Las obras consagradas a la espiritualidad de san Bernardo son extremadamente numerosas (sin olvidar los capítulos que le están dedicados en los libros citados en el anterior capítulo: Vernet, Cayré, Pourrat, etc.). He aquí las principales: G. Salvayre, Saint Bernard, maître de vie spirituelle, Avignon, 1909; E. Gilson, La Théologie mystique de Saint Bernard, París, 1934 (obra de gran calidad); Dom Jean Leclercq, Saint Bernard Mystique, París, 1948; canónigo Despinay, L'ame embrasée de Saint Bernard, París, 1950; J. Ch. Didier, La dévotion a l'humanité du Christ dans la spiritualité de Saint Bernard, París, 1929; R. P. Aubron, L'oeuvre mariale de Saint Bernard, París, 1935. Sur Saint Bernard et le recrutement de Clairvaux, véase el estudio de Dom Anselmo Dimier, «Revue Mabillon», abril-junio 1952. Finalmente, sobre un punto particular de la actitud del santo ante el arte, se consultarán las obras de arte medieval citadas en el capítulo X, en particular las de Emile Male y de L. Lefrancois Pillion, y se estudiarán los trabajos, extraordinariamente interesantes, de Anne-Marie Armand, Saint Bernard et la Cathédrale gotique, París, 1943; Saint Bernard et le renouveau de l'iconográphie au XIIe. siècle, París, 1944; Les Cisterciens et le renouveau des techniques, París, 1947.
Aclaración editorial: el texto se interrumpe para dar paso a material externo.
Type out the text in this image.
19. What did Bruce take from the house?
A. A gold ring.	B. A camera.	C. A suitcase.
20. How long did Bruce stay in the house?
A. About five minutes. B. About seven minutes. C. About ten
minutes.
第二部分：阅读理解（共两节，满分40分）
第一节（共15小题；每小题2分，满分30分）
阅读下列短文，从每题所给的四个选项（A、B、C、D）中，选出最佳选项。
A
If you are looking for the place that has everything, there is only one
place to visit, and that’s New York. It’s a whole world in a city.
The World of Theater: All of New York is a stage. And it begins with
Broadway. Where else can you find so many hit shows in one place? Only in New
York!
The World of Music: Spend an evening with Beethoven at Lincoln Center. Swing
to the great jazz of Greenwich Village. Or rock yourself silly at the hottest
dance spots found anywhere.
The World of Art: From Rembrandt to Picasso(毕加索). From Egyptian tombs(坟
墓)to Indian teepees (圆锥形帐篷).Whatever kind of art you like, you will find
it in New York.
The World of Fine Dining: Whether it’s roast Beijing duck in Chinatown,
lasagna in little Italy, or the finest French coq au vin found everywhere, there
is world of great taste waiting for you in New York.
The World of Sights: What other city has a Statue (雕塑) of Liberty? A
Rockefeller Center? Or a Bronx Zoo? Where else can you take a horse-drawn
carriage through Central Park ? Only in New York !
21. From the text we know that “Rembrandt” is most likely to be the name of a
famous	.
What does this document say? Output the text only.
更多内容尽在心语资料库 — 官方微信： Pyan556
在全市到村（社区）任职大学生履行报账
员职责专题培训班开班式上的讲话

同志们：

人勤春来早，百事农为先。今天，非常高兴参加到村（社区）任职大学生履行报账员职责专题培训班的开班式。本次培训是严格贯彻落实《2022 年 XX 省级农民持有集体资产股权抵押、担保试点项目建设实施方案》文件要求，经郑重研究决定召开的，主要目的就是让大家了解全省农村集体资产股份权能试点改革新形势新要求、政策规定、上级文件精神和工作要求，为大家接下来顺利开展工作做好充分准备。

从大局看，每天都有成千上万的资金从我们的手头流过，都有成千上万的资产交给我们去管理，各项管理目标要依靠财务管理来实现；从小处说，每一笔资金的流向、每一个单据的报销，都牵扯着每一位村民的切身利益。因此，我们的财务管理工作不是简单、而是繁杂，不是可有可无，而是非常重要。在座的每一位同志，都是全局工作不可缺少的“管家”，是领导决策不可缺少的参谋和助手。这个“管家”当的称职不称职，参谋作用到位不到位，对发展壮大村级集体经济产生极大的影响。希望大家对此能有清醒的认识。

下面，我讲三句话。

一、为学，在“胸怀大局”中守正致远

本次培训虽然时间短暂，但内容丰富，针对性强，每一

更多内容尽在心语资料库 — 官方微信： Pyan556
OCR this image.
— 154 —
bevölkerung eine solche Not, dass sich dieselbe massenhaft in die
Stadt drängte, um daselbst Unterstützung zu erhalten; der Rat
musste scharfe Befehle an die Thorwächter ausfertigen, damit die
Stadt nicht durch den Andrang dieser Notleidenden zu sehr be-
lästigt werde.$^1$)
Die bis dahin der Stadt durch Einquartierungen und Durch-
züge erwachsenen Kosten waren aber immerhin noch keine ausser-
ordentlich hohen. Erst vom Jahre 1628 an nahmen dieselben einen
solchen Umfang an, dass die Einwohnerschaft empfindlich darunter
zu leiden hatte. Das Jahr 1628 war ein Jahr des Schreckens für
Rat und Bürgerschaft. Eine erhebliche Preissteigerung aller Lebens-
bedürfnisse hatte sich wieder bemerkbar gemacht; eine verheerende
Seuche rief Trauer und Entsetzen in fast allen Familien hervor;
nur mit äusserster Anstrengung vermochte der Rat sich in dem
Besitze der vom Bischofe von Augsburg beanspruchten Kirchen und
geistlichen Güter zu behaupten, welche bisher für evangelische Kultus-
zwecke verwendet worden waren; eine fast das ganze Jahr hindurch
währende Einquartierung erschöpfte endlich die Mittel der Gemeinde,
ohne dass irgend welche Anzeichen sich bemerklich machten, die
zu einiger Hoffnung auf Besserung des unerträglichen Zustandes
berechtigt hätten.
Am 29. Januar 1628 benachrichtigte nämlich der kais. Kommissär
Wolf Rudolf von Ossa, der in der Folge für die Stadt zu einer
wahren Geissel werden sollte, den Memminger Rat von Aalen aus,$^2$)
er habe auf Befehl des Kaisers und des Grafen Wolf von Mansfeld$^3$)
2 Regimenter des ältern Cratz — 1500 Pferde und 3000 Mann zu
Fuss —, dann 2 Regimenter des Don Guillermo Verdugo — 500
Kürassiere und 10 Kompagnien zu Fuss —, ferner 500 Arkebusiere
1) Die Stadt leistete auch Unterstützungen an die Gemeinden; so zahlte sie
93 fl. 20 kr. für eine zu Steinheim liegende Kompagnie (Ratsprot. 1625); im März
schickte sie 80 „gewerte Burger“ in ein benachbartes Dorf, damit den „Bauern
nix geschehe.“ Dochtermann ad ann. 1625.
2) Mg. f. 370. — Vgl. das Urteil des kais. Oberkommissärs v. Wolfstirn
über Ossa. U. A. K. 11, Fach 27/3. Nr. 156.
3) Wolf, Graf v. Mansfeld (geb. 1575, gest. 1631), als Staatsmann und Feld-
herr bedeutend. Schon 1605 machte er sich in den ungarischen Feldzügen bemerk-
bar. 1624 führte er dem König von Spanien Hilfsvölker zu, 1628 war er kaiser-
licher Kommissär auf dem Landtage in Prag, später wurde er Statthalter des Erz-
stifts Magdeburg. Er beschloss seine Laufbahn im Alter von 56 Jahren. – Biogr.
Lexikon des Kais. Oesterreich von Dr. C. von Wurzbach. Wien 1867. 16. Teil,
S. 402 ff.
NOTA. - El texto que se acaba de leer, especialmente escrito para la colección El Libro Cristiano, toma en grandes líneas pasajes de La Iglesia de la Catedral y la Cruzada, de la larga introducción a los Fragmentos escogidos, establecidos por el Rvdmo. Dom Alexis Pressse, Los más bellos textos de san Bernardo (edición de la Colombe), así como la conferencia pronunciada en Roma, en diciembre de 1952, en el Aula Magna de la Universidad Gregoriana, con el título Cuando un santo arbitraba Europa. Este texto ha sido revisado y puesto al día por el autor.